One of the earliest of all prestige champagnes is Taittinger’s, ‘Comtes de Champagne’ a superb blanc des blancs, and easily recognisable in its squat bottle. The first vintage was 1952. A Rosé was added years later.
The story of this legendary champagne dates back to the days of Count Thibaud IV, King of Navarre, from 1222 to 1253. The House of Taittinger claims that when he returned from his escapades in the Holy Land and other far-flung regions, otherwise known as the Crusades, he returned with the Damask rose (from which all roses in Europe evolved) and an ancestor of the Chardonnay grape (the origins of grapes are a much-debated topic).
The name, ‘Comtes de Champagne’, has been used by the House of Taittinger for its finest champagne for many years, with the authorisation of Count Guillaume, the last descendant of the ‘Comtes de Champagne’. Their former residence was purchased by Taittinger in 1932, the year the House is considered to have been founded. Taittinger restored it to its former glory.
Since the release of the 1952, there have been a further 35 vintages.
The Rosé is a much smaller production. The first vintage of it seems to be a matter for some debate. 1966, 1971 and 1973 all have claims. It is a style which is rarely seen, but needs time. It is said that Rudolph Nureyev once claimed that “when I drink Comtes de Champagne Rosé, I no longer dance, I fly”.

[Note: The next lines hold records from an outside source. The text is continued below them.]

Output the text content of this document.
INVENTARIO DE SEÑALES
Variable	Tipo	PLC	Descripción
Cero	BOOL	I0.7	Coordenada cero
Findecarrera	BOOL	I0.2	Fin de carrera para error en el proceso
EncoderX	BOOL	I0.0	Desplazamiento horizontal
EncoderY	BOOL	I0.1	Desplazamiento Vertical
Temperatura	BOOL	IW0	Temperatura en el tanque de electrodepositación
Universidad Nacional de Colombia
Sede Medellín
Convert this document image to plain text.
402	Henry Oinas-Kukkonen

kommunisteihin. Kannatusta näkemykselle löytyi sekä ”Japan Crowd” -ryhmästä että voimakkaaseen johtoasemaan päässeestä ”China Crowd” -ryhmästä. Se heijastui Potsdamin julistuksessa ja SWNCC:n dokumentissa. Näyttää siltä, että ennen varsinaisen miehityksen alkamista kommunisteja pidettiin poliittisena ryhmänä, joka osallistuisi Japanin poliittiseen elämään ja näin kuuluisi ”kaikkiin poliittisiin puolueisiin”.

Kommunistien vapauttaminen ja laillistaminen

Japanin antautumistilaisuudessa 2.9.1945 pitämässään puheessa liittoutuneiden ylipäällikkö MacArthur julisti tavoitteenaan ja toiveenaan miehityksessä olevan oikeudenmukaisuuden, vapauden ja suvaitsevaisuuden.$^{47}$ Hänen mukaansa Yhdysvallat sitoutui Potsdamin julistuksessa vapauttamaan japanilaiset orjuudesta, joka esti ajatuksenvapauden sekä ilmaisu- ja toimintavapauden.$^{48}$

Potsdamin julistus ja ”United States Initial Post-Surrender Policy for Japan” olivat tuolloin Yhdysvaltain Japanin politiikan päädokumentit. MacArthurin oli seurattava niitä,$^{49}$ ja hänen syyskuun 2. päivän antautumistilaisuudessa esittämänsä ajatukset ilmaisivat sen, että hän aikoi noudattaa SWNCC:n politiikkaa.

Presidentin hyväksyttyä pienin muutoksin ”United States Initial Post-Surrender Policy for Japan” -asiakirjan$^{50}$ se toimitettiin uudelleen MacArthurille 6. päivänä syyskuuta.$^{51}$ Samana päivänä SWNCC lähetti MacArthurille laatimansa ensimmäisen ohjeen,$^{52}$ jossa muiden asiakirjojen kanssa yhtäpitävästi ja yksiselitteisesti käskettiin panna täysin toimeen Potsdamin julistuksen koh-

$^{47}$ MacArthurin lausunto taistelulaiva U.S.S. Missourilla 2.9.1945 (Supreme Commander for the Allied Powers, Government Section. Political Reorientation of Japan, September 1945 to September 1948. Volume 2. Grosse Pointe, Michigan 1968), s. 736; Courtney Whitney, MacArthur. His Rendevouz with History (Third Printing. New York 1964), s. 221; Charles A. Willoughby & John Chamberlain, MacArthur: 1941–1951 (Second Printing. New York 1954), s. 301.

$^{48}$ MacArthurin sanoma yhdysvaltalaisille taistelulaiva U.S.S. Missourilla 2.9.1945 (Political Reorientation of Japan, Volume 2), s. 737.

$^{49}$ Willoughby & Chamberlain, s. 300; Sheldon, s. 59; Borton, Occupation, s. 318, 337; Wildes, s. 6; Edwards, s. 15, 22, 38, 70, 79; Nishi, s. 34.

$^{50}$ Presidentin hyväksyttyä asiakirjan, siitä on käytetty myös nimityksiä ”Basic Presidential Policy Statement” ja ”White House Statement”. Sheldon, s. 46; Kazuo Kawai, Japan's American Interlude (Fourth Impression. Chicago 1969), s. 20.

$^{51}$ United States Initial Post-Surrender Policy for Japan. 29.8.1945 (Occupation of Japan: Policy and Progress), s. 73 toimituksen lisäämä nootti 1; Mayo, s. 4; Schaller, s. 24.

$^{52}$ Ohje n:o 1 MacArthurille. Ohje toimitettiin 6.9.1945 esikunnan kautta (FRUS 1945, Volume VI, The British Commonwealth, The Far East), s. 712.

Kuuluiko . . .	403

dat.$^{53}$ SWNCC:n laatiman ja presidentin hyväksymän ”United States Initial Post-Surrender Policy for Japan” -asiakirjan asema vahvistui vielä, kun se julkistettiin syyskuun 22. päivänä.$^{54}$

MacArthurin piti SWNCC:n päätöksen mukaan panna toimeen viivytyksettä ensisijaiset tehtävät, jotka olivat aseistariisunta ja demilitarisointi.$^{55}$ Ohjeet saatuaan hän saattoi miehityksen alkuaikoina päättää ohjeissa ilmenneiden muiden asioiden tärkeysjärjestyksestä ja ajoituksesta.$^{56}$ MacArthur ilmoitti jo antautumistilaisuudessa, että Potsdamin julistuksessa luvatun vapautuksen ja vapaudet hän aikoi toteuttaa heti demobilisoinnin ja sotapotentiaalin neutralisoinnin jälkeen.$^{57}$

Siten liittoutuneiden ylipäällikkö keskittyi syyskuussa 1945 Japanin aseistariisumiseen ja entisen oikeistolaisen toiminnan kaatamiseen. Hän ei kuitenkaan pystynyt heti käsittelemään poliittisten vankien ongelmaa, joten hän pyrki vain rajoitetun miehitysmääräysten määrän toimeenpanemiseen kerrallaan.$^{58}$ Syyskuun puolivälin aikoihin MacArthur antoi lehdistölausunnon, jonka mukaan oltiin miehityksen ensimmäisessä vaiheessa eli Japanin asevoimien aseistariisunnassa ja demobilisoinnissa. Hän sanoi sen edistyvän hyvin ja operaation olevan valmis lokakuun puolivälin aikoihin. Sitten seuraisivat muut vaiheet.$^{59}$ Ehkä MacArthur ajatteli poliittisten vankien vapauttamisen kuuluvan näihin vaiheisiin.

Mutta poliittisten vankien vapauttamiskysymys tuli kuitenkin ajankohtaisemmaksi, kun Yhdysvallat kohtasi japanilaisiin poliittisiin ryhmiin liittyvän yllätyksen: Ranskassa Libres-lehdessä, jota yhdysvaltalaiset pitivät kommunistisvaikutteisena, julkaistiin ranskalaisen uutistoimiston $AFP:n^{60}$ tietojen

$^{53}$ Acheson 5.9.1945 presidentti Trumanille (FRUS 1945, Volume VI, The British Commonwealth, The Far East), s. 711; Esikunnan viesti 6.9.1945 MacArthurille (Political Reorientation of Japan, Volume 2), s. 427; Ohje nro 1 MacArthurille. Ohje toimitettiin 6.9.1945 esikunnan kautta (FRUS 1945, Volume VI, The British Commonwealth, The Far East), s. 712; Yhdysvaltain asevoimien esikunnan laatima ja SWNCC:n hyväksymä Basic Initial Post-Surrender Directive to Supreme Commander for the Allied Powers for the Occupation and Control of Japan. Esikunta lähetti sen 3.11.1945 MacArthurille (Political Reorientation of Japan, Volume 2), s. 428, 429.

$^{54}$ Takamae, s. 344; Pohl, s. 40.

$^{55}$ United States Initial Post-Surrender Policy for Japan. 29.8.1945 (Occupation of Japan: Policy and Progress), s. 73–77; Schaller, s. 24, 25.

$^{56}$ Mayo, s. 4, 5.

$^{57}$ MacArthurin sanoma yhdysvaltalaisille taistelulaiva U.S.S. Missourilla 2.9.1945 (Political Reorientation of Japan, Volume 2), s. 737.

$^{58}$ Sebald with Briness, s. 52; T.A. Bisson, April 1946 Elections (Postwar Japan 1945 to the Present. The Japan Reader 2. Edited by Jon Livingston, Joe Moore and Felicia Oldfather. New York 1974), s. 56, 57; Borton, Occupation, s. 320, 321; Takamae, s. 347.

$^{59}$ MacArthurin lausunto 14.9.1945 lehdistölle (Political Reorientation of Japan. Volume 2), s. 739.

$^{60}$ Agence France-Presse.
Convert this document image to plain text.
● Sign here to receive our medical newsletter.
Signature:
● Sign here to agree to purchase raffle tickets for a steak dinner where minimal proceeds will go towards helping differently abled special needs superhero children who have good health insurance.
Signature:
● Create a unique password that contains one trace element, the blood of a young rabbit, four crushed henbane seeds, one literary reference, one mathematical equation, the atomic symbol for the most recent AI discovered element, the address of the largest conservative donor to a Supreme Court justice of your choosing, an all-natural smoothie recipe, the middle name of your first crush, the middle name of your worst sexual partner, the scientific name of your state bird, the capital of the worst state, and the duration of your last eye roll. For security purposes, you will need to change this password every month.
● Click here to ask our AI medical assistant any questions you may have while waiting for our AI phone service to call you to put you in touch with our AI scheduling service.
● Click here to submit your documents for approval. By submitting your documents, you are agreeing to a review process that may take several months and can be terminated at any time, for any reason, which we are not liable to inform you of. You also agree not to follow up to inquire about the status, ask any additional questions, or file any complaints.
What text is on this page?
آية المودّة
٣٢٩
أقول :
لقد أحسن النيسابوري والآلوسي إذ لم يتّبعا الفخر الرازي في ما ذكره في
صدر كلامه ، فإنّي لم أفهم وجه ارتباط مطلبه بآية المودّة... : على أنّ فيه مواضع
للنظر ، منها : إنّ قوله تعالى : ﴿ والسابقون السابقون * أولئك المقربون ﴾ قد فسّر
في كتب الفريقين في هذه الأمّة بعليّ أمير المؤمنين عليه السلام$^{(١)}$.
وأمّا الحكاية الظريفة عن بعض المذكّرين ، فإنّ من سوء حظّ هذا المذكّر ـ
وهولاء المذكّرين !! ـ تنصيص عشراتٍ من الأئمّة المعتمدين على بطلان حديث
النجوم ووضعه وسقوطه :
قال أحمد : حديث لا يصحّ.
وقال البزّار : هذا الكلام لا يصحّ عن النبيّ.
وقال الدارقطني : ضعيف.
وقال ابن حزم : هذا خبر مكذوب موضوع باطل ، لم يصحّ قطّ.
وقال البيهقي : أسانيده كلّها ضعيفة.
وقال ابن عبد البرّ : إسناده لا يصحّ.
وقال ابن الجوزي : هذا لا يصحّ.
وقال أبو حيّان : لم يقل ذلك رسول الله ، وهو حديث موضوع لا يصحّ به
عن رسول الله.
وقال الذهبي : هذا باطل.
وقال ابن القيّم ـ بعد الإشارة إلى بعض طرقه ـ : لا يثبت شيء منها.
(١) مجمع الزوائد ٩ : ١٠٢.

Comtes is always a vintage release; always blanc de blancs (100% Chardonnay), with the grapes coming from vineyards from five Grand Cru villages – Avize, Chouilly, Cramant, Oger and Mesnil-sur-Oger. It is first press juice only. Around 5% will be aged in new oak barrels for four months, to add to the complexity (when I say new, it is actually a mix with something like a third of this small component of oak new each vintage). Dosage is now under 10 grams/litre, well down from near twice that back in the 70s – the viticultural practices now in place have assisted in riper grapes helping to offset the need for such a high dosage and ensuring better wines. Production is between 100,000 and 300,000 bottles, vintage dependent (by comparison, although Dom Perignon do not release figures, estimates range from three million, up to as high as five million bottles).
The wines then age in the magnificent cellars of Taittinger. These Gallo-Roman chalk quarries, originally carved in the 4th century before becoming the cellars for the Saint-Nicaise Abbey some 900 years later, are 18 metres below ground level, and are part of the reason the Houses and cellars of Champagne are included on UNESCO’s list of Cultural Heritage.
2007 is not the first year one thinks of when listing the great vintages of Champagne, but that does not mean that there were not some very fine wines released. Early heat, rain leading into a cold, wet summer, all contributed to the unevenness which plagues the vintage. Some humidity in places, and hail, did not help, but a drying wind and better weather in August did allow Houses to make some excellent wines, with good acidity. It is considered that Chardonnay was the pick of the varieties.
The 2007 Comtes is a scintillating champagne, fresh, balanced, crisp and with great length. Lean with finesse, there are notes of Asian spices, lemons, florals, gingerbread, pears and crème brulee with an underlying oystershell minerality. It really should be put away for the best part of a decade, and then drunk over the next fifteen to twenty years, when it will start to reveal a much richer, more complex profile. At the moment, for me, 96.
Other recent Comtes include a stunning 1998 with glorious plushness (98), a wonderfully elegant and complex 2005 (96), a ripe 2005 Rosé, still very young (92), one of the all time greats, the 1996 (99), and an amazingly fresh and exceedingly long 1989 (98).